The importance of NOI is that it quickly helps out an individual to analyze the different types of properties without any need to consider the terms used in financing. For calculating the Cap Rate, the NOI is as vital as anything else.

#15 1031 Exchange:

Any individual has to pay the capital gains taxes when selling an investment property. However, 1031 is a term used in the investment property market set by the U.S Internal revenue code. The meaning of this term is that every taxpayer would have to pay the federal income tax liabilities and capital gains at the later dates by considering the types of properties.

In other words, the income generated after the property sale, its pay taxes would have to be paid at a later time. Here, the importance of this term is that the same term brings out much flexibility to sell or buy assets for those who are investing in single-family rental properties. Therefore, the investors don’t need to worry about every sale regarding the taxing situations.

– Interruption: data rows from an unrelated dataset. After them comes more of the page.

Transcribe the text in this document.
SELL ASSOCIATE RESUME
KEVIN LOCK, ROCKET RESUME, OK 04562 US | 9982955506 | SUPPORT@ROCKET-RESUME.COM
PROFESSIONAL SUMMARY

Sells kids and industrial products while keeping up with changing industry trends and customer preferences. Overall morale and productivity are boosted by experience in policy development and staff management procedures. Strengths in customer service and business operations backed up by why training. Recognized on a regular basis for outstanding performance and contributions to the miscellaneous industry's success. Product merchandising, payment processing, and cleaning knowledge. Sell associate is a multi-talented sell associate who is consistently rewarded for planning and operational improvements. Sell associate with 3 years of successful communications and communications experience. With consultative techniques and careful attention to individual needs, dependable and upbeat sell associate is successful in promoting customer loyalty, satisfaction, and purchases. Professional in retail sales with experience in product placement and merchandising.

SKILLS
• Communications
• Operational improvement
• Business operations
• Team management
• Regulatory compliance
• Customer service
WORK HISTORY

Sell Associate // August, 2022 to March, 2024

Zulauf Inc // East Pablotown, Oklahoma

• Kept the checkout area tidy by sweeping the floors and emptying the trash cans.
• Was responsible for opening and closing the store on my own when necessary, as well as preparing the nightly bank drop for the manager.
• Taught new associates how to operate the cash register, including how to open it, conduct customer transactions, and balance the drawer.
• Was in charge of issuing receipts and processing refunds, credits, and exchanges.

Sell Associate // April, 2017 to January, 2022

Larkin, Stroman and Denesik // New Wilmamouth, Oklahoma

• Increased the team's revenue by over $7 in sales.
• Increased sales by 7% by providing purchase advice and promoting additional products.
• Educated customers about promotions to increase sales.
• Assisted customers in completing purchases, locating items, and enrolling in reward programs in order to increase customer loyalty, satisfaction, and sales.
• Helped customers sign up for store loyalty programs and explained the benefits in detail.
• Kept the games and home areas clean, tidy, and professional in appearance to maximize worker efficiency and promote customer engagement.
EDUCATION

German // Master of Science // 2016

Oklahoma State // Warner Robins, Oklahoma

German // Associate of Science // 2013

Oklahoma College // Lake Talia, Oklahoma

Hence, it would help out every investor put up their real estate investment portfolio by considering the purchasing power.

#16 HOA Fees:

HOA full form is Homeowner Association; here, the word fees includes the term that initiates its meaning relevantly to the fees side. Here, the HOA Fees refers to the properties located in condominium, community, and subdivisions. In other words, the HOA is used to enforce and create rules for the same properties.

Here, the investors need to understand that they would become the member whenever under HOA’s Jurisdiction they purchase a property. Therefore, it would initiate that a person pays the HOA fees monthly to improve and maintain the properties.

#17 Cap Rate:

The full form of Cap Rate is the Capitalization rate. Here, the meaning of this term quickly measures the real estate investment annual rate of return by considering the property profit that tends to be generated as per the expectations.

In a more precise definition, a person would consider it as the ratio between the purchase price and Net operating income (NOI). On top of that, the calculations would be made by dividing the NOI in the first year with the property’s purchase price.

Note: Many others Terms are used in Real-estate Investing. However, the article has talked about the most important ones used commonly in the market and tried to explain everything in the right way possible. If a person wanted to know about real estate terms that refers to wholesaling, commercial properties, residential properties, or else, they would easily get it by considering the online platforms.

Conclusion:

For any real estate investor to sell or buy a house or apartment for the first time, there would be many real estate terms that come out. Therefore, it would be necessary for every single of them to understand the terms in advance so that it doesn’t cause any issues at the time of conversation. Meanwhile, it pretty much helps out every investor understand what is talking about by the other persons in the discussion.

For those reasons, the article has introduced around 17 Real estate investing terms for the Readers. Every single one of them have a bit of co-relation with each other. Therefore, reading and analyzing them in the mentioned pattern would make everything easily clear for the reader.

If anybody would read out the whole terms mentioned here, he/she would never have to worry about talking with any real estate customer or company in the future as an investor. Why? Because everything that would be discussed can be easily analyze or understand without any issues due to the knowledge of the popular terms.